A Dynamic Approach for Early Risk Prediction of Gram-Negative Bloodstream Infection and Systemic Inflammatory Response Syndrome in Febrile Pediatric Hemato-Oncology Patients

The aim of this paper was to evaluate the usefulness of C-Reactive Protein (CRP), Procalcitonin (PCT) and Interleukine 6 (IL6) biomarkers in predicting the existence of Gram negative bloodstream infections (Gr-BSI) or the development of Systemic Inflammatory Response Syndrome (SIRS) during the first 24 hours of fever in pediatric cancer patients.

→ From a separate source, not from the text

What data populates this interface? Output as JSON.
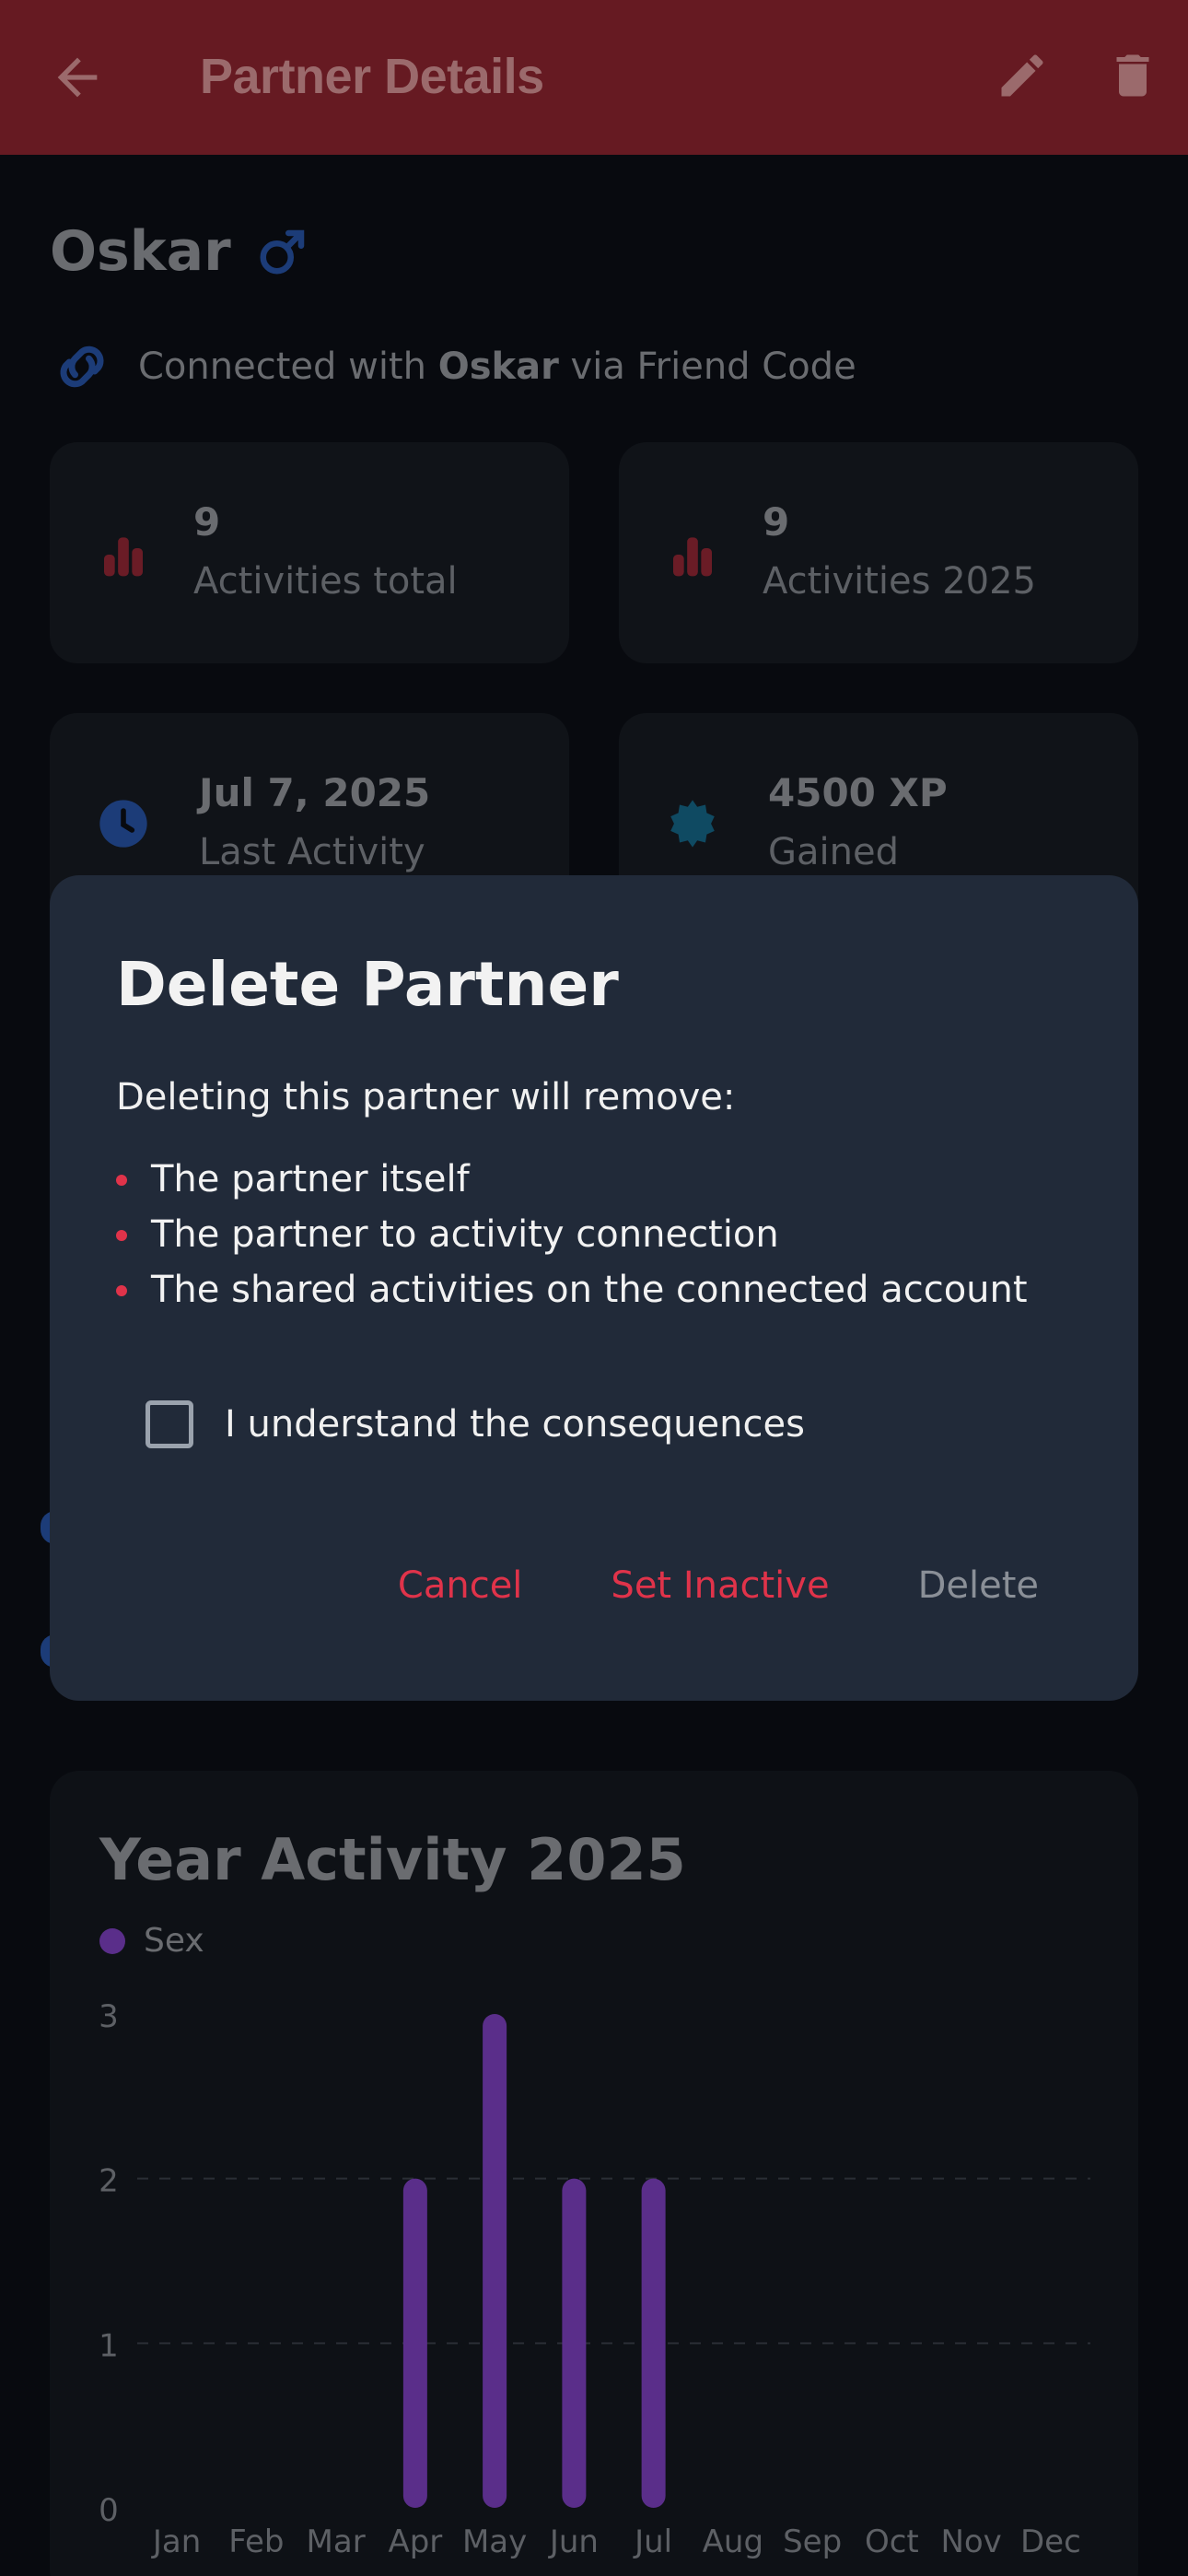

The present study included a total of 103 consecutive fever episodes in 44 hemato-oncological pediatric patients, from whom samples for biomarkers CRP, PCT and IL6 were taken upon initial evaluation and then between 12 and 24 hours after.An IL6 value at the first evaluation (IL6-1) higher than 164 pg/ml and an increase in CRP higher than 291% between the first and subsequent samples (CRP-2vs1) showed a statistically significant OR of 26.03 and 19.62, respectively, in multivariate analysis.Conclusion: IL6-1 and CRP-2vs1 showed a strong, independent correlation with Gr-BSI and SIRS episodes and, therefore, could be used as reliable predictors of these kinds of severe episodes. The approach taken in our study, using biomarker variations over time as a variable, has shown itself to be an improvement in the predictive model.